In cammino, scrive Gianni Rodari, “C’è gente d’ogni condizione sociale; il deputato cammina fianco a fianco al mezzadro, lo scrittore famoso accanto al professionista, al contadino umbro, allo studente romano. Delegazioni sono giunte da Cosenza, da Messina, da Palermo, da Trento, da Pescara, da Torino, da Genova, da Milano, da Taranto. Professori universitari, artisti, dirigenti sindacali si mescolano alle famiglie venute al completo, con la borsa per la merenda, alle ragazze in costume, agli sportivi. Vedremo apparire un grande ritratto di Lumumba, l’eroe dell’indipendenza congolese, tra quello di Dag Hammarskjold e quello di Gandhi, l’apostolo della nonviolenza. Dietro gli stessi cartelli, con lo stesso passo sostenuto e pieno d’ottimismo, camminano i rappresentanti di un gruppo teosofico e quelli degli esperantisti, gli obiettori di coscienza e gli invalidi di guerra, operai di fabbrica e mutilati”.

 Quel giorno “(…) Il cielo umbro risponde con un azzurro sorriso. Due giovani e già famosi scrittori, Italo Calvino e Giovanni Arpino, aprono il corteo reggendo lo striscione che reca la scritta: Marcia della Pace e della Fratellanza. Il corteo si snoda di colle in colle come un discorso nel quale confluiscano argomenti diversi (…) Così sarà, del resto, se vorremo la pace: essa potrà essere soltanto la somma e la moltiplicazione di volontà diverse, e non già il frutto uniforme dell’imposizione di una sola volontà sulle altre”.

“Questa marcia - diceva lo stesso Capitini a commento dell’iniziativa - era necessaria ed altre marce saranno necessarie nel nostro e negli altri paesi, per porre fine ai pericoli della guerra, per liberare i popoli dai mali dell’imperialismo, del colonialismo, del razzismo, dello sfruttamento economico”.

 Il Movimento nonviolento fondato all’indomani della prima Marcia (una mozione conclusiva riassume così i suoi obiettivi: cessazione degli esperimenti nucleari di ogni genere, disarmo universale, aiuto reciproco tra i popoli, alleanza di tutti gli uomini che vogliono la pace) rifiuterà di rendere annuale la sua periodicità per evitare - si disse - di trasformarla in uno stanco rituale.

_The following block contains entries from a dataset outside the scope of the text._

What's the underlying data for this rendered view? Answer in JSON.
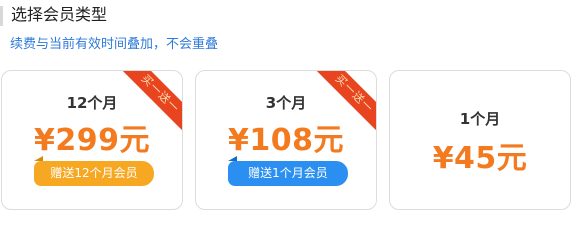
{
  "header": {
    "title": "选择会员类型",
    "subtitle": "续费与当前有效时间叠加，不会重叠"
  },
  "plans": [
    {
      "duration": "12个月",
      "price": "¥299元",
      "gift": "赠送12个月会员",
      "ribbon": "买一送一",
      "gift_color": "#f7a823"
    },
    {
      "duration": "3个月",
      "price": "¥108元",
      "gift": "赠送1个月会员",
      "ribbon": "买一送一",
      "gift_color": "#2a8ff0"
    },
    {
      "duration": "1个月",
      "price": "¥45元"
    }
  ],
  "colors": {
    "price": "#f47a1f",
    "subtitle": "#2f7bd8",
    "ribbon": "#e8441f"
  }
}
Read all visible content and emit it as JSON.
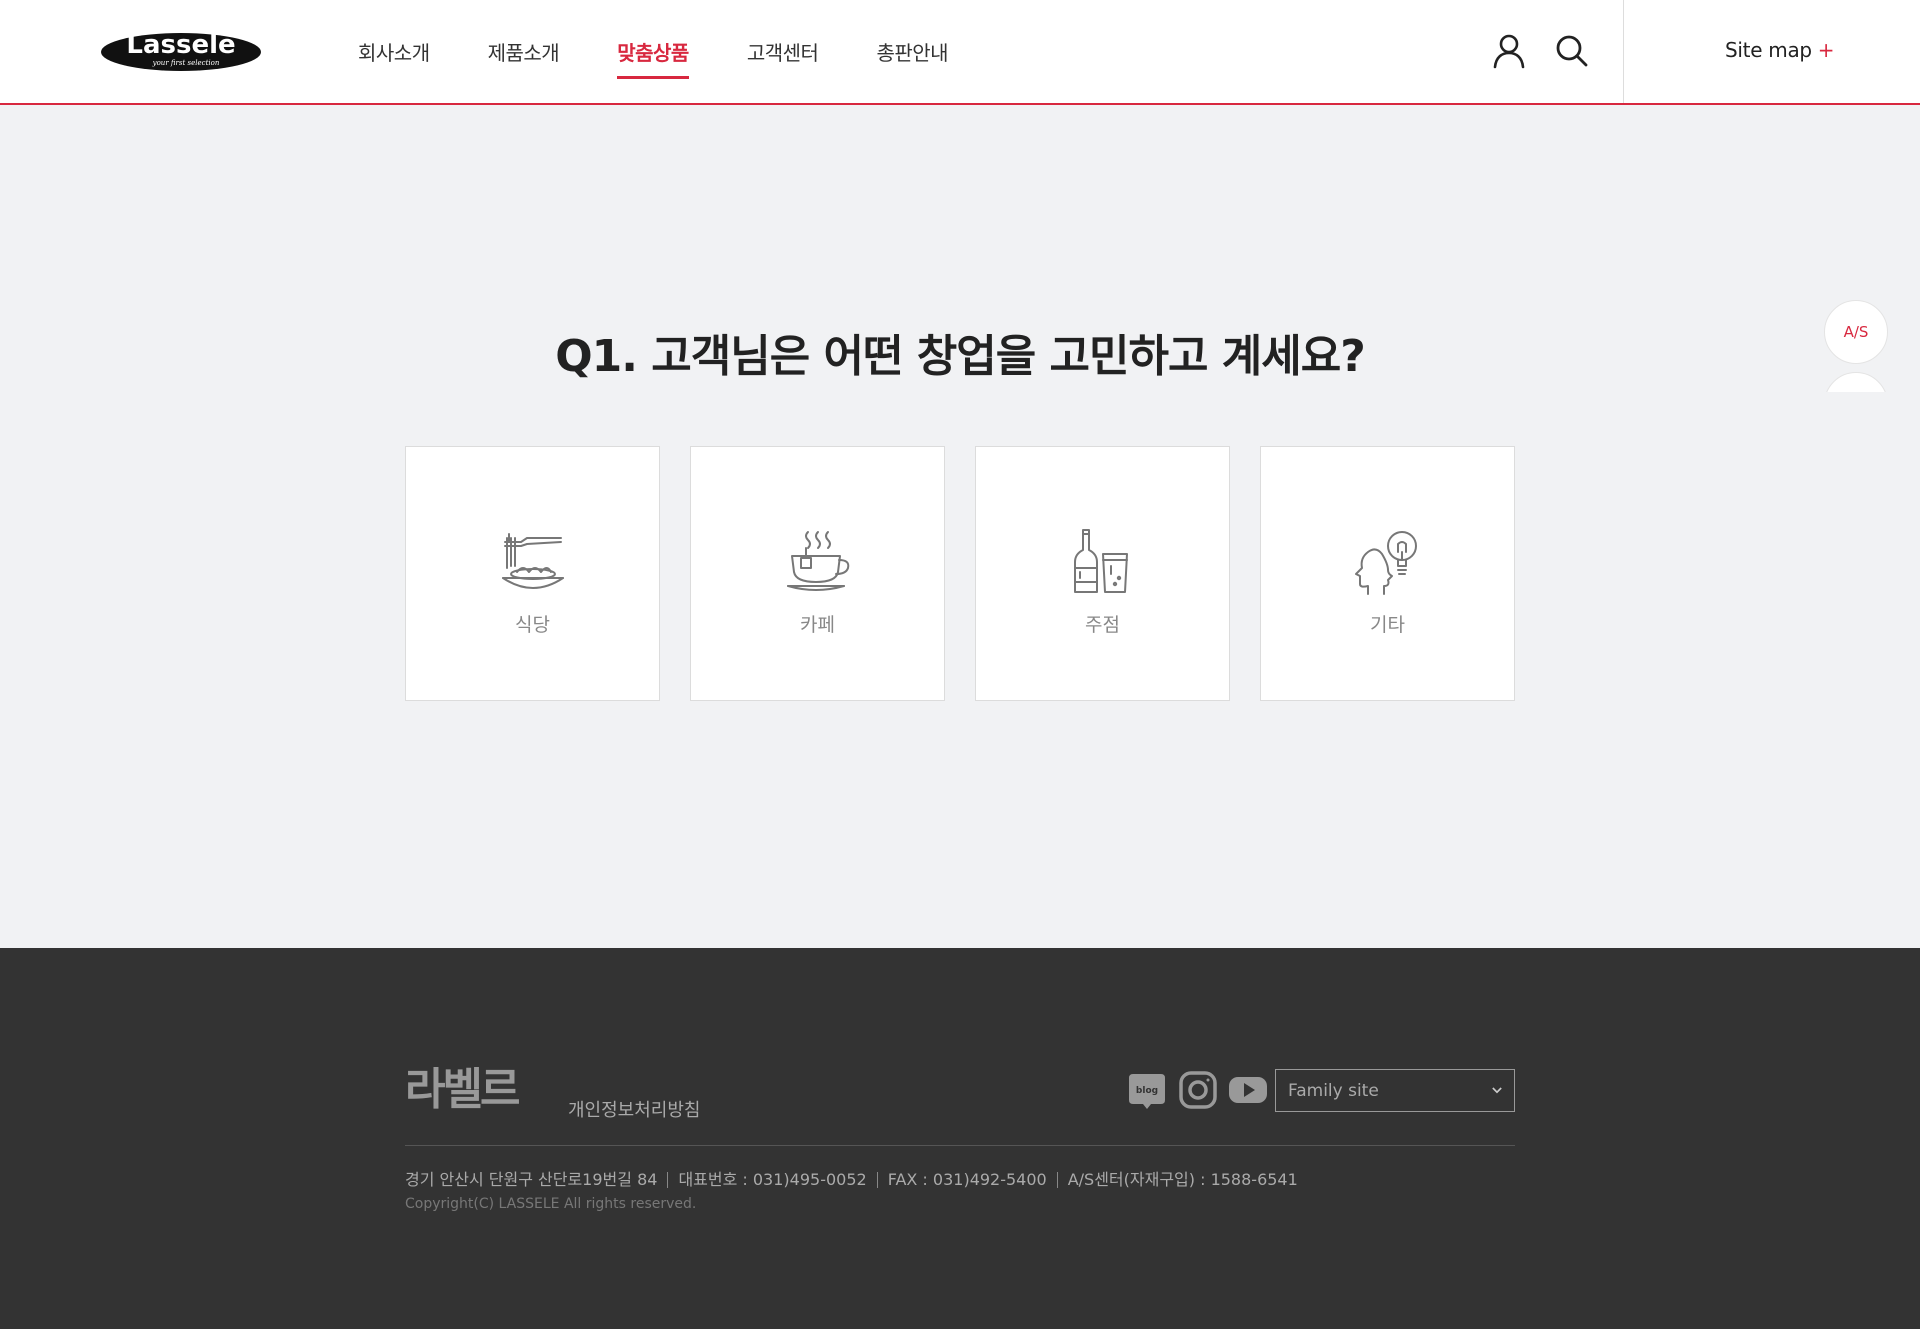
{
  "header": {
    "logo_text": "Lassele",
    "logo_tagline": "your first selection",
    "nav": [
      {
        "label": "회사소개"
      },
      {
        "label": "제품소개"
      },
      {
        "label": "맞춤상품",
        "active": true
      },
      {
        "label": "고객센터"
      },
      {
        "label": "총판안내"
      }
    ],
    "sitemap_label": "Site map",
    "sitemap_plus": "+"
  },
  "main": {
    "question": "Q1. 고객님은 어떤 창업을 고민하고 계세요?",
    "options": [
      {
        "label": "식당",
        "icon": "noodle-icon"
      },
      {
        "label": "카페",
        "icon": "coffee-icon"
      },
      {
        "label": "주점",
        "icon": "bottle-icon"
      },
      {
        "label": "기타",
        "icon": "idea-icon"
      }
    ]
  },
  "side": {
    "as_label": "A/S"
  },
  "footer": {
    "logo_text": "라벨르",
    "privacy_label": "개인정보처리방침",
    "family_site": "Family site",
    "blog_label": "blog",
    "info": [
      "경기 안산시 단원구 산단로19번길 84",
      "대표번호 : 031)495-0052",
      "FAX : 031)492-5400",
      "A/S센터(자재구입) : 1588-6541"
    ],
    "copyright": "Copyright(C) LASSELE All rights reserved."
  },
  "colors": {
    "accent": "#d8283f",
    "background": "#f1f2f4",
    "footer": "#333333"
  }
}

 La seconda Marcia (1978, Mille idee contro la guerra) sarà organizzata in occasione del decimo anniversario della morte di Capitini, mentre la terza (1981, Contro la guerra: a ognuno di fare qualcosa) avverrà per commemorare il ventesimo anniversario della prima. “Ho partecipato anch’io a marce per la pace negli anni della guerra fredda - ricordava un ormai anziano Norberto Bobbio - Se le gambe mi reggessero lo farei ancora. Lo farei ancora perché? Ma perché so che se tutti i cittadini del mondo partecipassero ad una marcia per la pace, la guerra sarebbe destinata a scomparire dalla faccia della terra”.

 Le bandiere hanno il colore dell’arcobaleno, ma il richiamo alla natura ha un suo significato speciale: l’arcobaleno, questa volta, lo vogliamo prima della tempesta, non dopo. La pace deve precedere, impedire la guerra, per non essere soltanto un doloroso bilancio di rovine.



1È morto il prof. Aldo Capitini -  scriveva qualche giorno dopo la sua morte Pietro Nenni sul suo diario personale - Era una eccezionale figura di studioso. Fautore della nonviolenza, era disponibile per ogni causa di libertà e di giustizia. (...) Mi dice Pietro Longo che a Perugia era isolato e considerato stravagante. C’è sempre una punta di stravaganza ad andare contro corrente, e Aldo Capitini era andato contro corrente all’epoca del fascismo e nuovamente nell’epoca post-fascista. Forse troppo per una sola vita umana, ma bello”.